Some ambiguous HLA typing results potentially contain null alleles. For instance, the multi-allele code HLA-A^*02:MRVF is composed of the HLA-A alleles 02:01, 02:70, 02:92, 02:113N, 02:125N, 02:217, 02:239, 02:249, and 02:260. If a null allele in the code is frequent enough to be represented in our haplotype data (in the example above: A^*02:125N), this “null portion” of the multi-allele code is treated as homozygous for matching. This means that in addition to the standard matching of expressed alleles, the typing A^*03:01+A^*02:MRVF will also match like homozygous A^*03:01+A^*03:01 through its null portion A^*03:01+A^*02:125N (Table 1, D).

The algorithm can also handle two null alleles at the same locus. This locus with double-null typing is considered as homozygous and can only match with another potential double-null typing result (Table 1, I and J).

Performance Tests: Setup

Comparison With the Original Hap-E Search Kernel

We compared the performance of the new search kernel to the original Hap-E Search kernel by evaluating the run time of 50 searches with high resolution patient typing that were randomly chosen from our productive system for both kernels. The searches were performed on our standard test environment—where the old search kernel could be used without adaptions—with 7.6 million donors using 27,651 haplotypes from German, Turkish, Russian, Italian, and Polish populations.

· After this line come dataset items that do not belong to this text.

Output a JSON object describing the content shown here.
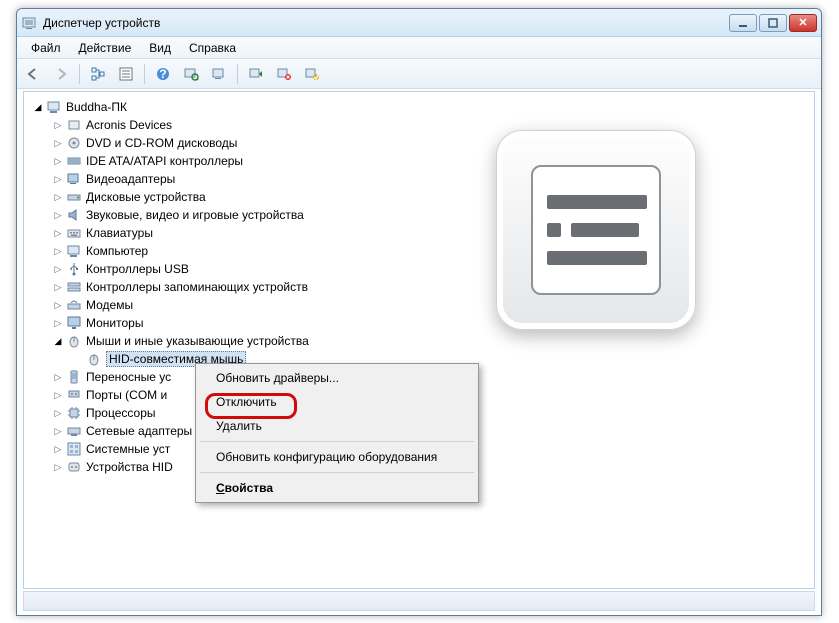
{
  "window": {
    "title": "Диспетчер устройств"
  },
  "menubar": [
    "Файл",
    "Действие",
    "Вид",
    "Справка"
  ],
  "tree": {
    "root": "Buddha-ПК",
    "categories": [
      "Acronis Devices",
      "DVD и CD-ROM дисководы",
      "IDE ATA/ATAPI контроллеры",
      "Видеоадаптеры",
      "Дисковые устройства",
      "Звуковые, видео и игровые устройства",
      "Клавиатуры",
      "Компьютер",
      "Контроллеры USB",
      "Контроллеры запоминающих устройств",
      "Модемы",
      "Мониторы",
      "Мыши и иные указывающие устройства",
      "Переносные устройства",
      "Порты (COM и LPT)",
      "Процессоры",
      "Сетевые адаптеры",
      "Системные устройства",
      "Устройства HID"
    ],
    "expanded_index": 12,
    "child_of_expanded": "HID-совместимая мышь"
  },
  "context_menu": {
    "items": [
      "Обновить драйверы...",
      "Отключить",
      "Удалить",
      "-",
      "Обновить конфигурацию оборудования",
      "-",
      "Свойства"
    ],
    "highlighted_index": 1,
    "bold_index": 6
  }
}
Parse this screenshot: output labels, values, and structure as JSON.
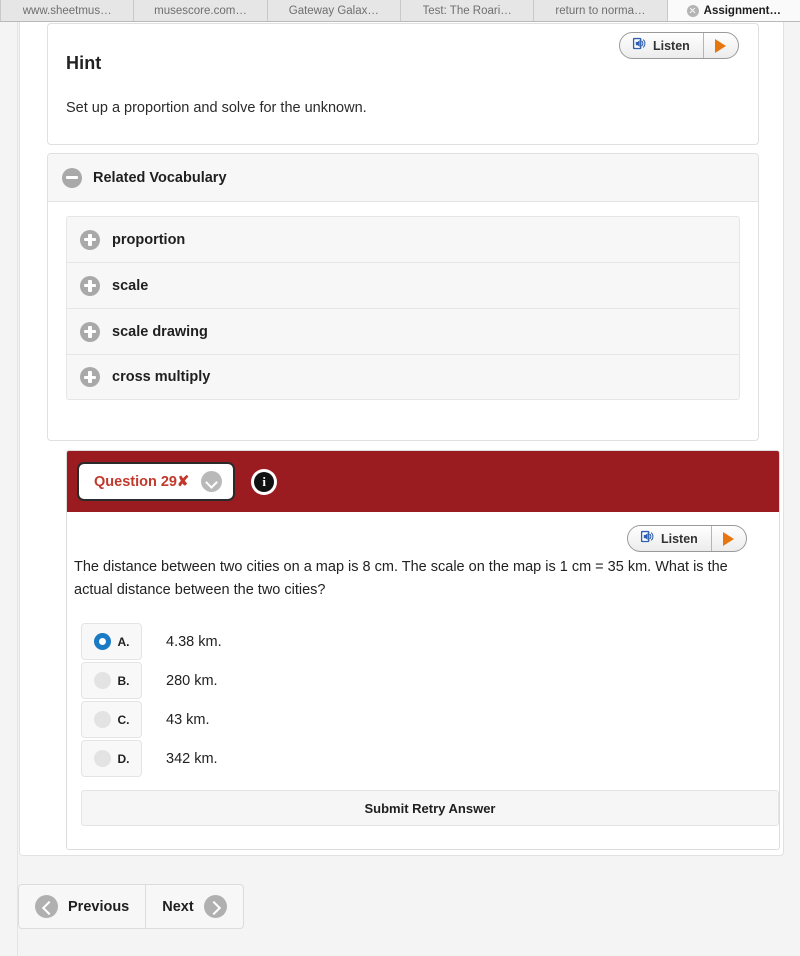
{
  "browser": {
    "tabs": [
      {
        "label": "www.sheetmus…",
        "active": false,
        "closable": false
      },
      {
        "label": "musescore.com…",
        "active": false,
        "closable": false
      },
      {
        "label": "Gateway Galax…",
        "active": false,
        "closable": false
      },
      {
        "label": "Test: The Roari…",
        "active": false,
        "closable": false
      },
      {
        "label": "return to norma…",
        "active": false,
        "closable": false
      },
      {
        "label": "Assignment…",
        "active": true,
        "closable": true
      }
    ]
  },
  "hint": {
    "title": "Hint",
    "body": "Set up a proportion and solve for the unknown.",
    "listen_label": "Listen"
  },
  "vocabulary": {
    "title": "Related Vocabulary",
    "collapse_state": "expanded",
    "items": [
      {
        "label": "proportion"
      },
      {
        "label": "scale"
      },
      {
        "label": "scale drawing"
      },
      {
        "label": "cross multiply"
      }
    ]
  },
  "question": {
    "pill_label": "Question 29",
    "pill_mark": "✘",
    "header_color": "#9b1c20",
    "pill_text_color": "#c0392b",
    "listen_label": "Listen",
    "text": "The distance between two cities on a map is 8 cm. The scale on the map is 1 cm = 35 km. What is the actual distance between the two cities?",
    "choices": [
      {
        "letter": "A.",
        "text": "4.38 km.",
        "selected": true
      },
      {
        "letter": "B.",
        "text": "280 km.",
        "selected": false
      },
      {
        "letter": "C.",
        "text": "43 km.",
        "selected": false
      },
      {
        "letter": "D.",
        "text": "342 km.",
        "selected": false
      }
    ],
    "selected_color": "#1a7ac4",
    "submit_label": "Submit Retry Answer"
  },
  "navigation": {
    "previous_label": "Previous",
    "next_label": "Next"
  }
}
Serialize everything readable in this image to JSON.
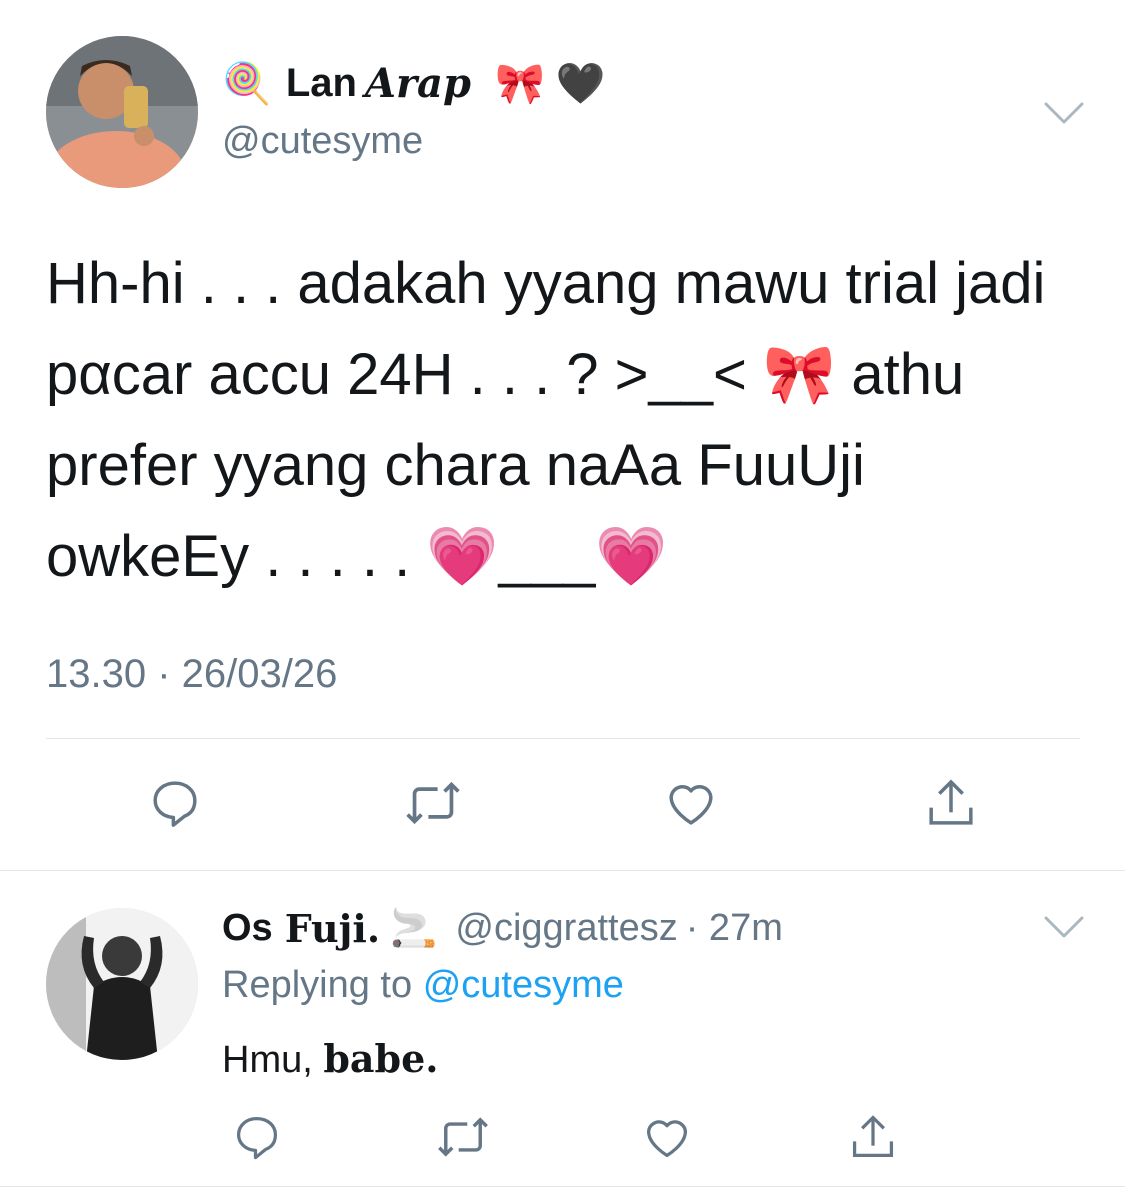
{
  "tweet": {
    "display_name_prefix_emoji": "🍭",
    "display_name_first": "Lan",
    "display_name_script": "Arap",
    "display_name_suffix_emoji": "🎀 🖤",
    "handle": "@cutesyme",
    "text_line1": "Hh-hi . . . adakah yyang mawu trial jadi",
    "text_line2": "pαcar accu 24H . . . ? >__< 🎀 athu",
    "text_line3": "prefer yyang chara naAa FuuUji",
    "text_line4": "owkeEy . . . . . 💗___💗",
    "timestamp": "13.30 · 26/03/26"
  },
  "reply": {
    "name_first": "Os",
    "name_blackletter": "Fuji.",
    "name_emoji": "🚬",
    "handle": "@ciggrattesz",
    "time": "· 27m",
    "replying_prefix": "Replying to",
    "replying_handle": "@cutesyme",
    "text_plain": "Hmu,",
    "text_blackletter": "babe."
  },
  "icons": {
    "reply": "reply-icon",
    "retweet": "retweet-icon",
    "like": "heart-icon",
    "share": "share-icon",
    "more": "chevron-down-icon"
  },
  "colors": {
    "muted": "#657786",
    "link": "#1da1f2",
    "divider": "#e1e8ed"
  }
}
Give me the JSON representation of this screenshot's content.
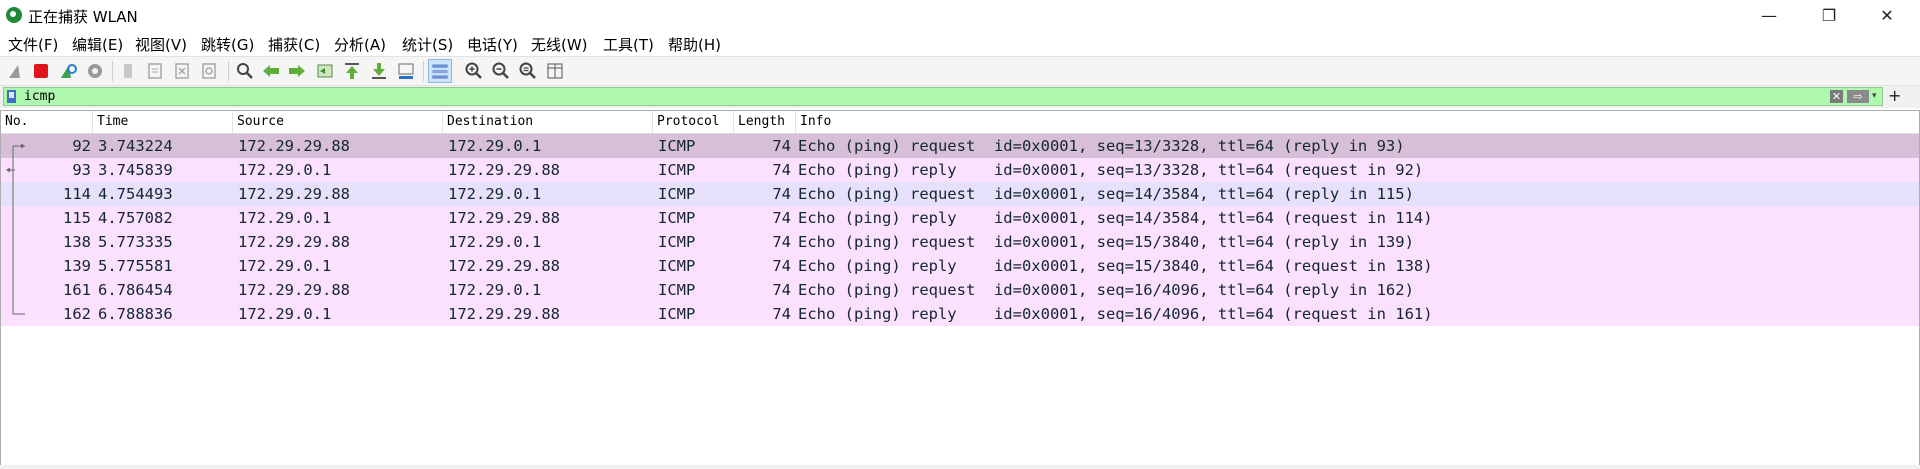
{
  "window": {
    "title": "正在捕获 WLAN",
    "controls": {
      "minimize": "—",
      "restore": "❐",
      "close": "✕"
    }
  },
  "menu": [
    "文件(F)",
    "编辑(E)",
    "视图(V)",
    "跳转(G)",
    "捕获(C)",
    "分析(A)",
    "统计(S)",
    "电话(Y)",
    "无线(W)",
    "工具(T)",
    "帮助(H)"
  ],
  "toolbar": {
    "icons": [
      "shark-fin-start-icon",
      "stop-capture-icon",
      "restart-capture-icon",
      "capture-options-icon",
      "open-file-icon",
      "save-file-icon",
      "close-file-icon",
      "reload-file-icon",
      "find-packet-icon",
      "go-back-icon",
      "go-forward-icon",
      "go-to-packet-icon",
      "go-first-icon",
      "go-last-icon",
      "autoscroll-icon",
      "colorize-icon",
      "zoom-in-icon",
      "zoom-out-icon",
      "zoom-normal-icon",
      "resize-columns-icon"
    ]
  },
  "filter": {
    "value": "icmp",
    "clear_label": "✕",
    "apply_label": "⇨",
    "dropdown_label": "▾",
    "add_label": "+"
  },
  "packet_list": {
    "columns": [
      "No.",
      "Time",
      "Source",
      "Destination",
      "Protocol",
      "Length",
      "Info"
    ],
    "colors": {
      "selected_related": "#d8bfd8",
      "icmp": "#fce0ff",
      "alt": "#e6e0fb"
    },
    "rows": [
      {
        "no": "92",
        "time": "3.743224",
        "source": "172.29.29.88",
        "destination": "172.29.0.1",
        "protocol": "ICMP",
        "length": "74",
        "info": "Echo (ping) request  id=0x0001, seq=13/3328, ttl=64 (reply in 93)",
        "style": "selected_related",
        "marker": "request"
      },
      {
        "no": "93",
        "time": "3.745839",
        "source": "172.29.0.1",
        "destination": "172.29.29.88",
        "protocol": "ICMP",
        "length": "74",
        "info": "Echo (ping) reply    id=0x0001, seq=13/3328, ttl=64 (request in 92)",
        "style": "icmp",
        "marker": "reply"
      },
      {
        "no": "114",
        "time": "4.754493",
        "source": "172.29.29.88",
        "destination": "172.29.0.1",
        "protocol": "ICMP",
        "length": "74",
        "info": "Echo (ping) request  id=0x0001, seq=14/3584, ttl=64 (reply in 115)",
        "style": "alt",
        "marker": "line"
      },
      {
        "no": "115",
        "time": "4.757082",
        "source": "172.29.0.1",
        "destination": "172.29.29.88",
        "protocol": "ICMP",
        "length": "74",
        "info": "Echo (ping) reply    id=0x0001, seq=14/3584, ttl=64 (request in 114)",
        "style": "icmp",
        "marker": "line"
      },
      {
        "no": "138",
        "time": "5.773335",
        "source": "172.29.29.88",
        "destination": "172.29.0.1",
        "protocol": "ICMP",
        "length": "74",
        "info": "Echo (ping) request  id=0x0001, seq=15/3840, ttl=64 (reply in 139)",
        "style": "icmp",
        "marker": "line"
      },
      {
        "no": "139",
        "time": "5.775581",
        "source": "172.29.0.1",
        "destination": "172.29.29.88",
        "protocol": "ICMP",
        "length": "74",
        "info": "Echo (ping) reply    id=0x0001, seq=15/3840, ttl=64 (request in 138)",
        "style": "icmp",
        "marker": "line"
      },
      {
        "no": "161",
        "time": "6.786454",
        "source": "172.29.29.88",
        "destination": "172.29.0.1",
        "protocol": "ICMP",
        "length": "74",
        "info": "Echo (ping) request  id=0x0001, seq=16/4096, ttl=64 (reply in 162)",
        "style": "icmp",
        "marker": "line"
      },
      {
        "no": "162",
        "time": "6.788836",
        "source": "172.29.0.1",
        "destination": "172.29.29.88",
        "protocol": "ICMP",
        "length": "74",
        "info": "Echo (ping) reply    id=0x0001, seq=16/4096, ttl=64 (request in 161)",
        "style": "icmp",
        "marker": "end"
      }
    ]
  }
}
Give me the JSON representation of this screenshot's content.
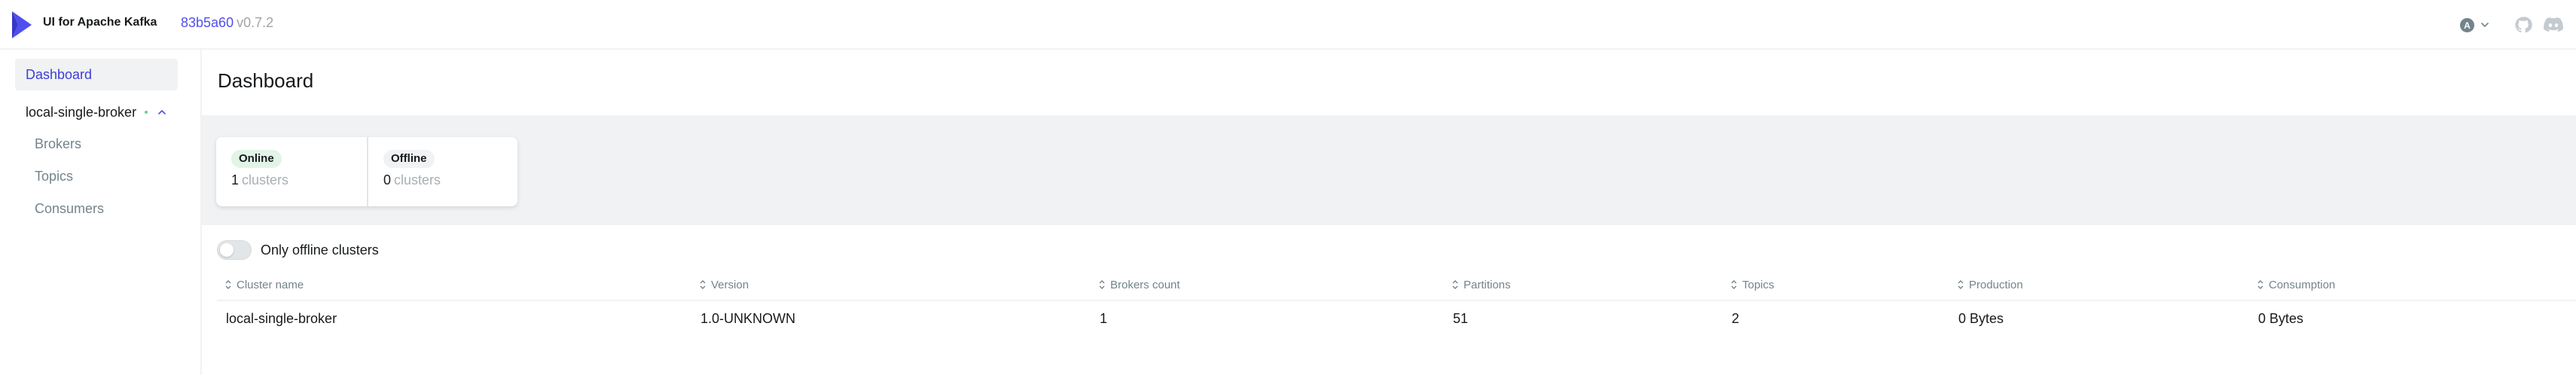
{
  "header": {
    "app_title": "UI for Apache Kafka",
    "commit": "83b5a60",
    "version": "v0.7.2",
    "user_initial": "A"
  },
  "sidebar": {
    "dashboard_label": "Dashboard",
    "cluster_name": "local-single-broker",
    "cluster_status": "online",
    "submenu": [
      "Brokers",
      "Topics",
      "Consumers"
    ]
  },
  "main": {
    "title": "Dashboard",
    "metrics": {
      "online": {
        "label": "Online",
        "value": "1",
        "unit": "clusters"
      },
      "offline": {
        "label": "Offline",
        "value": "0",
        "unit": "clusters"
      }
    },
    "toggle": {
      "label": "Only offline clusters",
      "checked": false
    },
    "table": {
      "columns": [
        "Cluster name",
        "Version",
        "Brokers count",
        "Partitions",
        "Topics",
        "Production",
        "Consumption"
      ],
      "rows": [
        [
          "local-single-broker",
          "1.0-UNKNOWN",
          "1",
          "51",
          "2",
          "0 Bytes",
          "0 Bytes"
        ]
      ]
    }
  },
  "colors": {
    "accent": "#4f4ff0",
    "active_nav": "#3e3ed7",
    "online_badge": "#e2f4e7",
    "status_dot": "#5cd685"
  }
}
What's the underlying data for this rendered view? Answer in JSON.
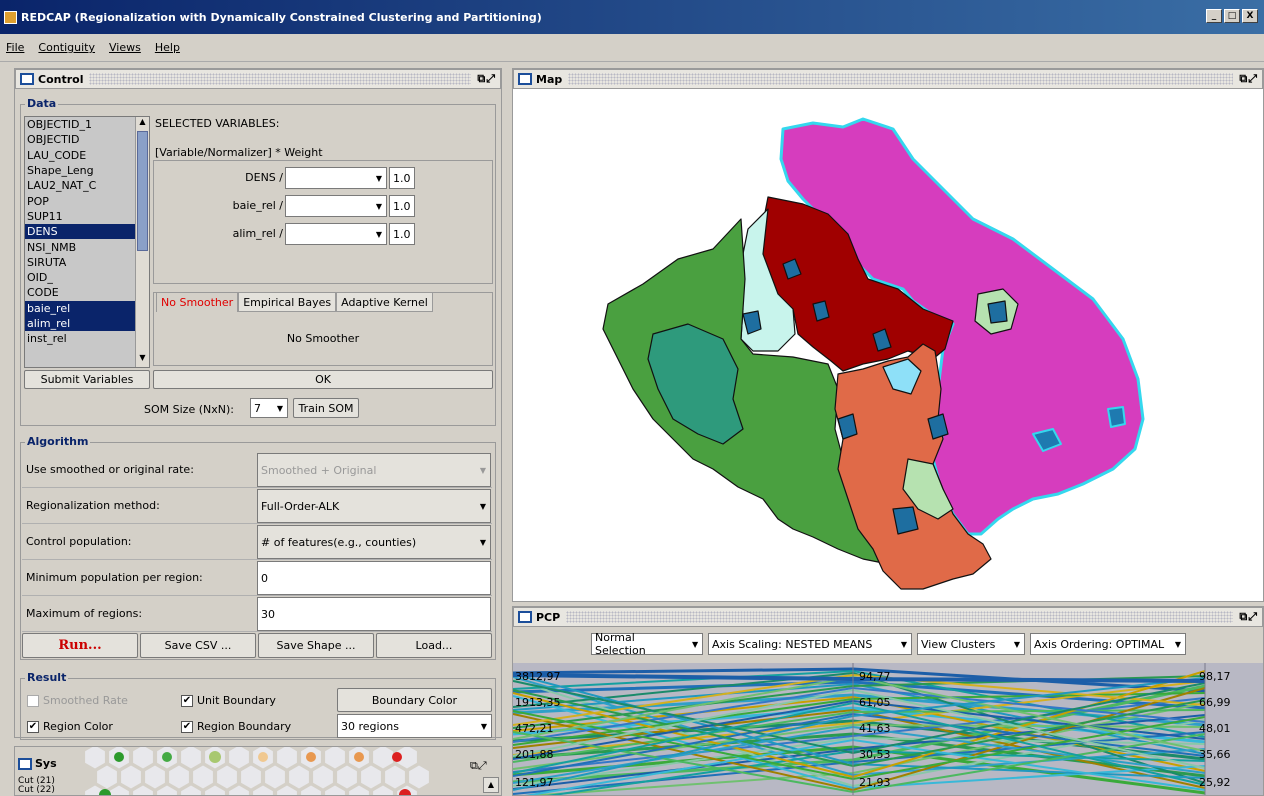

Performance in Different Settings

To further evaluate the efficiency of the new search kernel for different numbers of donors and haplotypes, we compared data preparation and search performance in three different controlled settings: 5 million donors and 12,407 haplotypes (setting 1), 1 million donors and 12,407 haplotypes (setting 2), and 1 million donors and 34,071 haplotypes (setting 3). All haplotypes in these settings were from the German population.

All tests were executed on an Oracle Database (Oracle Version 11.2) hosted on an Intel Xeon E5620 CPU (16 GB RAM, 6 cores on virtual machine, operating system SUSE Linux Enterprise Server 11).

On our productive system, searches can be processed in parallel on five dedicated oracle databases.

Validation of Predicted Matching Probabilities: Setup

The new search kernel was validated both on simulated data provided by WMDA and on real donor-patient data from verification typing (VT) at our donor center, which is the patient-driven high-resolution retyping of donors upfront of an HSCT.

WMDA Matching Validation

WMDA has developed a cross-validation set for the validation of haplotype based search algorithms (17). It consists of data for 1,000 patients and 10,000 donors with varying typing profiles that was simulated based on 3,394 predefined haplotypes. WMDA provides a consensus dataset that contains the matching probabilities for all 10,000,000 donor-patient pairs. New search algorithms can be validated by running searches for this WMDA dataset and comparing the resulting matching probabilities to the consensus data.

Data From Verification Typing

Match predictions of the new search kernel were validated by comparing probability forecasts and actual match status of 67,550 donor-patient pairs from VT requests. Only donor-patient pairs where high resolution typing at all five match loci was available for both patient and donor after VT were used for validation. Donor typing at time of request and after VT were required to be consistent, such as to exclude typing errors from the validation samples.

10/10 and 9/10 matching probabilities were calculated with the new Hap-E Search kernel using the donor typing at time of VT request and German haplotype frequencies. Matching probabilities were rounded to integer percentage values and grouped into 22 classes in probability interval steps of 5%. Samples with a predicted 10/10 (9/10) probability of 0 or 100% were grouped into separate classes, as they account for most of the cases. The portion of VT confirmed matches within each class was then compared to the predicted value. For evaluation of the 10/10 matching probabilities, samples were excluded where the donor already had a confirmed mismatch to his patient prior to VT. This left 54,065 donor-patient pairs for validation in the 10/10 match category.

Results

Data Preparation

Preparation of donor data has to be performed once for the existing donor database before launch of the new search kernel. We compared data preparation for three different settings (Table 2). In both donor datasets, the proportion between different typing profiles was the same: 77% of the donors were typed for the loci HLA-A, -B, -C, -DRB1, and -DQB1; 10% were typed for HLA-A, -B, -C, and -DRB1; 9% were typed for HLA-A, -B, and -DRB1, and 3% had low-resolution typing of HLA-A and -B. Less than 1% had other typing profiles.

TABLE 2

Table 2. Time required for the preparation of donor genotypes depending on the numbers of haplotypes and donors in the database.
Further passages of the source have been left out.